DEEP DIVING SCIENTISTS DISCOVER “SODA SPRINGS” — AN UNDERWATER ENVIRONMENT WHERE HIGH CO2 CONCENTRATIONS (UP TO 95,000 PPM) BUBBLE-UP FROM THE OCEAN FLOOR

by Cap Allon, January 27, 2020 in Electroverse


University of Texas at Austin Professor, Bayani Cardenas, has discovered an underwater environment of bubbling carbon dioxide with readings some 200x the concentration of CO2 in the atmosphere.

Cardenas discovered the region –which he calls “Soda Springs”– while studying how groundwater from a nearby island could affect the ocean environment of the Verde Island Passage in the Philippines. The passage is one of the most diverse marine ecosystems in the world and is home to thriving coral reefs.

The amazing bubbling location, which Cardenas captured on video, is not a climate change nightmare, reads part of the press release issued by utexas.edu on Jan 22, 2020. It is instead linked to a nearby volcano that vents out the gases through cracks in the ocean floor, and has probably been doing so for decades or even millennia.

When geoscientist Cardenas went diving off the coastline of the Calumpan Peninsula, he and his coauthors found the ocean floor bubbling like champagne, pumping out vast amounts of carbon dioxide. The team dove about 60 meters (200 feet) down into “Soda Springs” where they measured CO2 concentrations from 60,000 ppm to as high as 95,000 ppm — more than 200 times the concentration of CO2 in the atmosphere. The scientists traced the bubbles down to their source, and discovered cracks in the ocean floor venting gasses from an underwater volcano.

Robert Felix of iceagenow.info writes, “when you remember that there are more than three million underwater volcanoes, and that they could all be pumping out similar amounts of CO2, well, you get my drift…”

The CO2 levels quickly fall away from the seeps as the gas is diluted in the ocean, but the gas still creates an elevated CO2 environment along the rest of the coastline of the Calumpan Peninsula, with levels in the 400 to 600 ppm range — and life is flourishing!

“These high CO2 environments that are actually close to thriving reefs,” said Cardenas, “how does it work?”

Carbon Dioxide is essential for biodiversity — our planet teems with life when levels of the stuff are high. As Dr. Patrick Moore said at the Water, Oceans and Wildlife Subcommittee Hearing last May:

“First of all, there is no hard evidence that CO2 has anything to do with the changing temperature of the Earth’s climate. Secondly, CO2 is the most important food for all life on earth.

“All the carbon in all carbon based life … came from carbon dioxide, in the air and the water. Carbon dioxide has been declining steadily for the last 150 million years to its lowest level in the history of life on earth, at the height of the last glaciation — 180 ppm. The reason for this is that life itself has sucked the carbon out of the system and put it into the sediments as fossil fuels–but much more importantly as carbonaceous rocks (a fancy term for limestone). That’s where all the carbon went and we, thankfully, are putting some of the CO2 back into the air that was sucked out by life over the millennia and are restoring a balance to the global carbon cycle.

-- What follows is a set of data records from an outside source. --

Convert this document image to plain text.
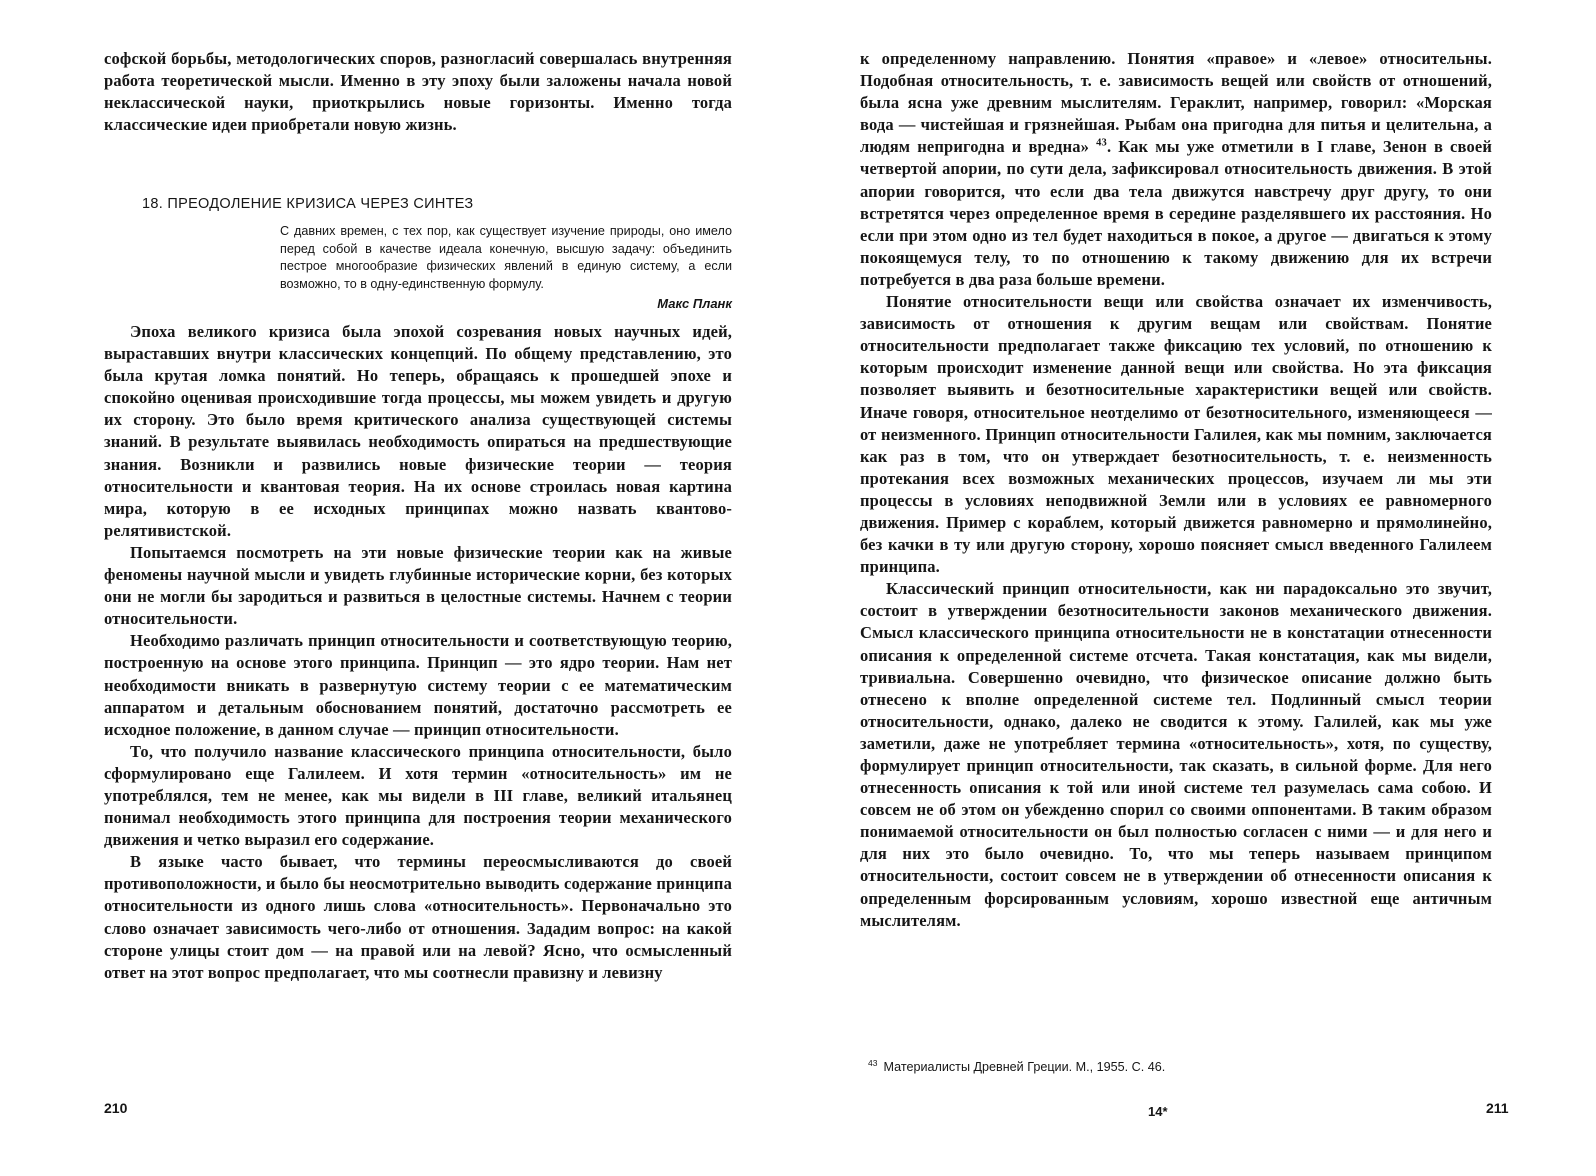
софской борьбы, методологических споров, разногласий совершалась внутренняя работа теоретической мысли. Именно в эту эпоху были заложены начала новой неклассической науки, приоткрылись новые горизонты. Именно тогда классические идеи приобретали новую жизнь.

18. ПРЕОДОЛЕНИЕ КРИЗИСА ЧЕРЕЗ СИНТЕЗ

С давних времен, с тех пор, как существует изучение природы, оно имело перед собой в качестве идеала конечную, высшую задачу: объединить пестрое многообразие физических явлений в единую систему, а если возможно, то в одну-единственную формулу.

Макс Планк

Эпоха великого кризиса была эпохой созревания новых научных идей, выраставших внутри классических концепций. По общему представлению, это была крутая ломка понятий. Но теперь, обращаясь к прошедшей эпохе и спокойно оценивая происходившие тогда процессы, мы можем увидеть и другую их сторону. Это было время критического анализа существующей системы знаний. В результате выявилась необходимость опираться на предшествующие знания. Возникли и развились новые физические теории — теория относительности и квантовая теория. На их основе строилась новая картина мира, которую в ее исходных принципах можно назвать квантово-релятивистской.

Попытаемся посмотреть на эти новые физические теории как на живые феномены научной мысли и увидеть глубинные исторические корни, без которых они не могли бы зародиться и развиться в целостные системы. Начнем с теории относительности.

Необходимо различать принцип относительности и соответствующую теорию, построенную на основе этого принципа. Принцип — это ядро теории. Нам нет необходимости вникать в развернутую систему теории с ее математическим аппаратом и детальным обоснованием понятий, достаточно рассмотреть ее исходное положение, в данном случае — принцип относительности.

То, что получило название классического принципа относительности, было сформулировано еще Галилеем. И хотя термин «относительность» им не употреблялся, тем не менее, как мы видели в III главе, великий итальянец понимал необходимость этого принципа для построения теории механического движения и четко выразил его содержание.

В языке часто бывает, что термины переосмысливаются до своей противоположности, и было бы неосмотрительно выводить содержание принципа относительности из одного лишь слова «относительность». Первоначально это слово означает зависимость чего-либо от отношения. Зададим вопрос: на какой стороне улицы стоит дом — на правой или на левой? Ясно, что осмысленный ответ на этот вопрос предполагает, что мы соотнесли правизну и левизну

210

к определенному направлению. Понятия «правое» и «левое» относительны. Подобная относительность, т. е. зависимость вещей или свойств от отношений, была ясна уже древним мыслителям. Гераклит, например, говорил: «Морская вода — чистейшая и грязнейшая. Рыбам она пригодна для питья и целительна, а людям непригодна и вредна» $^{43}$. Как мы уже отметили в I главе, Зенон в своей четвертой апории, по сути дела, зафиксировал относительность движения. В этой апории говорится, что если два тела движутся навстречу друг другу, то они встретятся через определенное время в середине разделявшего их расстояния. Но если при этом одно из тел будет находиться в покое, а другое — двигаться к этому покоящемуся телу, то по отношению к такому движению для их встречи потребуется в два раза больше времени.

Понятие относительности вещи или свойства означает их изменчивость, зависимость от отношения к другим вещам или свойствам. Понятие относительности предполагает также фиксацию тех условий, по отношению к которым происходит изменение данной вещи или свойства. Но эта фиксация позволяет выявить и безотносительные характеристики вещей или свойств. Иначе говоря, относительное неотделимо от безотносительного, изменяющееся — от неизменного. Принцип относительности Галилея, как мы помним, заключается как раз в том, что он утверждает безотносительность, т. е. неизменность протекания всех возможных механических процессов, изучаем ли мы эти процессы в условиях неподвижной Земли или в условиях ее равномерного движения. Пример с кораблем, который движется равномерно и прямолинейно, без качки в ту или другую сторону, хорошо поясняет смысл введенного Галилеем принципа.

Классический принцип относительности, как ни парадоксально это звучит, состоит в утверждении безотносительности законов механического движения. Смысл классического принципа относительности не в констатации отнесенности описания к определенной системе отсчета. Такая констатация, как мы видели, тривиальна. Совершенно очевидно, что физическое описание должно быть отнесено к вполне определенной системе тел. Подлинный смысл теории относительности, однако, далеко не сводится к этому. Галилей, как мы уже заметили, даже не употребляет термина «относительность», хотя, по существу, формулирует принцип относительности, так сказать, в сильной форме. Для него отнесенность описания к той или иной системе тел разумелась сама собою. И совсем не об этом он убежденно спорил со своими оппонентами. В таким образом понимаемой относительности он был полностью согласен с ними — и для него и для них это было очевидно. То, что мы теперь называем принципом относительности, состоит совсем не в утверждении об отнесенности описания к определенным форсированным условиям, хорошо известной еще античным мыслителям.

$^{43}$ Материалисты Древней Греции. М., 1955. С. 46.

14*	211
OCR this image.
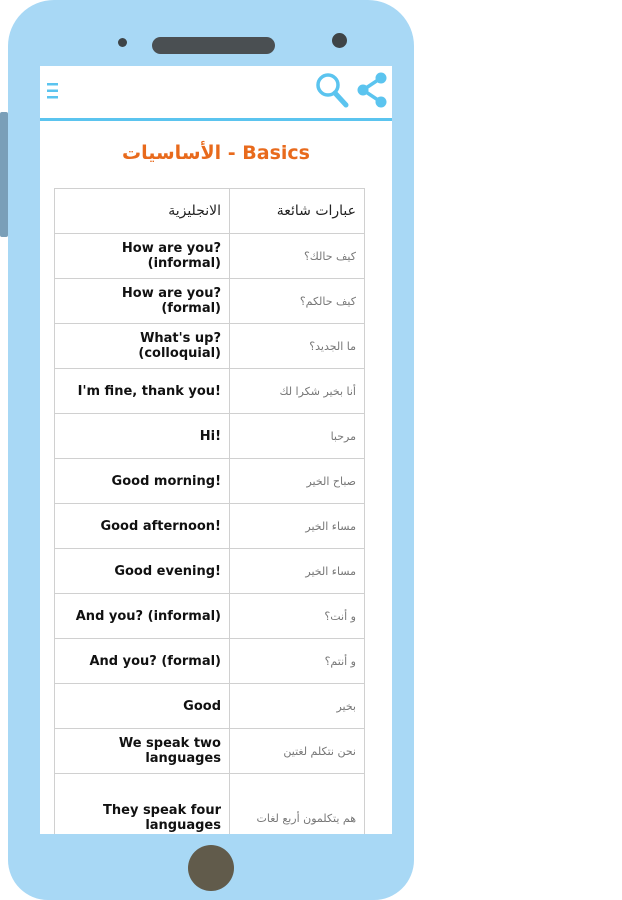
الأساسيات - Basics
الانجليزية	عبارات شائعة
How are you? (informal)	كيف حالك؟
How are you? (formal)	كيف حالكم؟
What's up? (colloquial)	ما الجديد؟
I'm fine, thank you!	أنا بخير شكرا لك
Hi!	مرحبا
Good morning!	صباح الخير
Good afternoon!	مساء الخير
Good evening!	مساء الخير
And you? (informal)	و أنت؟
And you? (formal)	و أنتم؟
Good	بخير
We speak two languages	نحن نتكلم لغتين
They speak four languages	هم يتكلمون أربع لغات
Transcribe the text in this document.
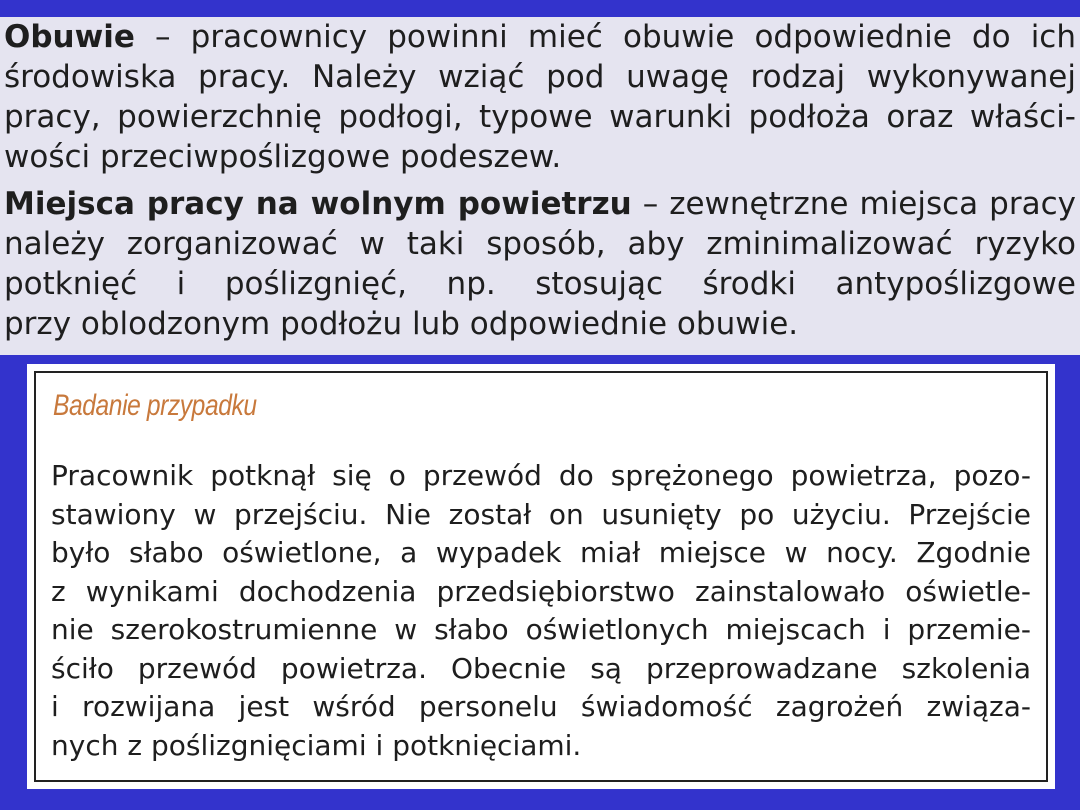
Obuwie – pracownicy powinni mieć obuwie odpowiednie do ich
środowiska pracy. Należy wziąć pod uwagę rodzaj wykonywanej
pracy, powierzchnię podłogi, typowe warunki podłoża oraz właści-
wości przeciwpoślizgowe podeszew.

Miejsca pracy na wolnym powietrzu – zewnętrzne miejsca pracy
należy zorganizować w taki sposób, aby zminimalizować ryzyko
potknięć i poślizgnięć, np. stosując środki antypoślizgowe
przy oblodzonym podłożu lub odpowiednie obuwie.

Badanie przypadku

Pracownik potknął się o przewód do sprężonego powietrza, pozo-
stawiony w przejściu. Nie został on usunięty po użyciu. Przejście
było słabo oświetlone, a wypadek miał miejsce w nocy. Zgodnie
z wynikami dochodzenia przedsiębiorstwo zainstalowało oświetle-
nie szerokostrumienne w słabo oświetlonych miejscach i przemie-
ściło przewód powietrza. Obecnie są przeprowadzane szkolenia
i rozwijana jest wśród personelu świadomość zagrożeń związa-
nych z poślizgnięciami i potknięciami.
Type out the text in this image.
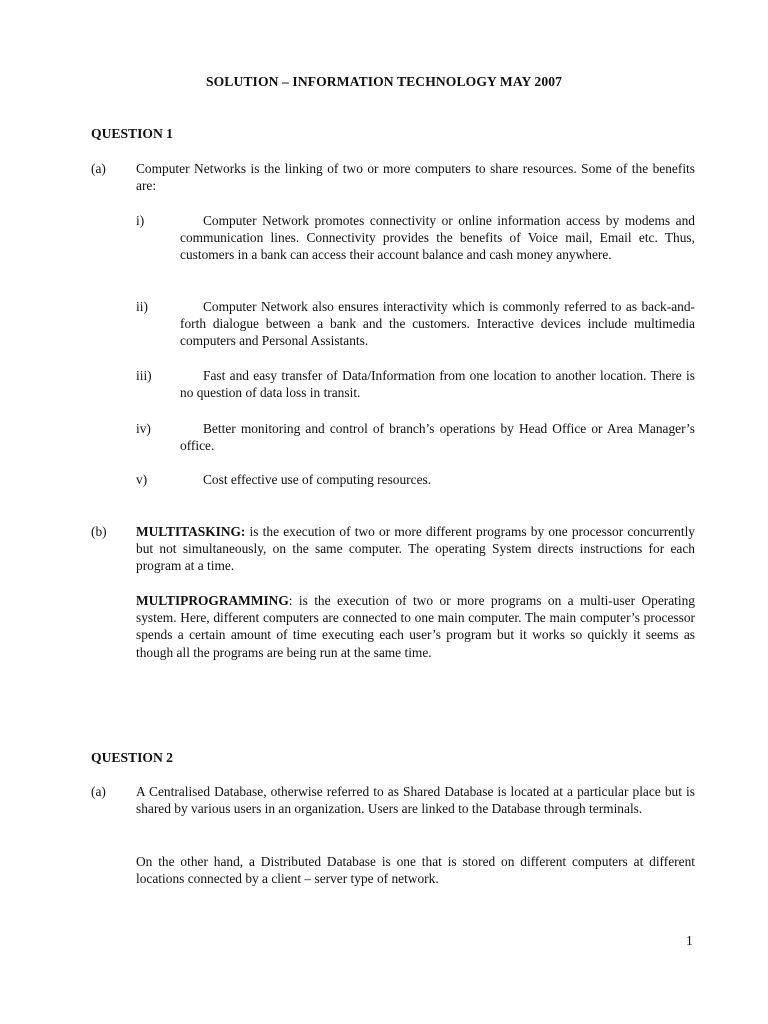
SOLUTION – INFORMATION TECHNOLOGY MAY 2007
QUESTION 1
(a) Computer Networks is the linking of two or more computers to share resources. Some of the benefits are:
i)	Computer Network promotes connectivity or online information access by modems and communication lines. Connectivity provides the benefits of Voice mail, Email etc. Thus, customers in a bank can access their account balance and cash money anywhere.
ii)	Computer Network also ensures interactivity which is commonly referred to as back-and-forth dialogue between a bank and the customers. Interactive devices include multimedia computers and Personal Assistants.
iii)	Fast and easy transfer of Data/Information from one location to another location. There is no question of data loss in transit.
iv)	Better monitoring and control of branch’s operations by Head Office or Area Manager’s office.
v)	Cost effective use of computing resources.
(b) MULTITASKING: is the execution of two or more different programs by one processor concurrently but not simultaneously, on the same computer. The operating System directs instructions for each program at a time.
MULTIPROGRAMMING: is the execution of two or more programs on a multi-user Operating system. Here, different computers are connected to one main computer. The main computer’s processor spends a certain amount of time executing each user’s program but it works so quickly it seems as though all the programs are being run at the same time.
QUESTION 2
(a) A Centralised Database, otherwise referred to as Shared Database is located at a particular place but is shared by various users in an organization. Users are linked to the Database through terminals.
On the other hand, a Distributed Database is one that is stored on different computers at different locations connected by a client – server type of network.
1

“At 150 ppm carbon dioxide in the atmosphere plants die. They don’t just need carbon dioxide to survive, they need a certain level of it, just like we need a certain level of oxygen, to survive.

“Virtually all commercial greenhouse growers enrich the atmosphere in their greenhouse with between two to three times the level [of CO2] in the global atmosphere today in order to get 20 to 60 percent increase in growth. And indeed, this is happening globally as we have increased CO2 from 280 ppm to 410 ppm — a greening of the earth is occurring, NASA has it on their website, the Australian scientists and the European scientist all confirm that there has been a massive greening of the earth.”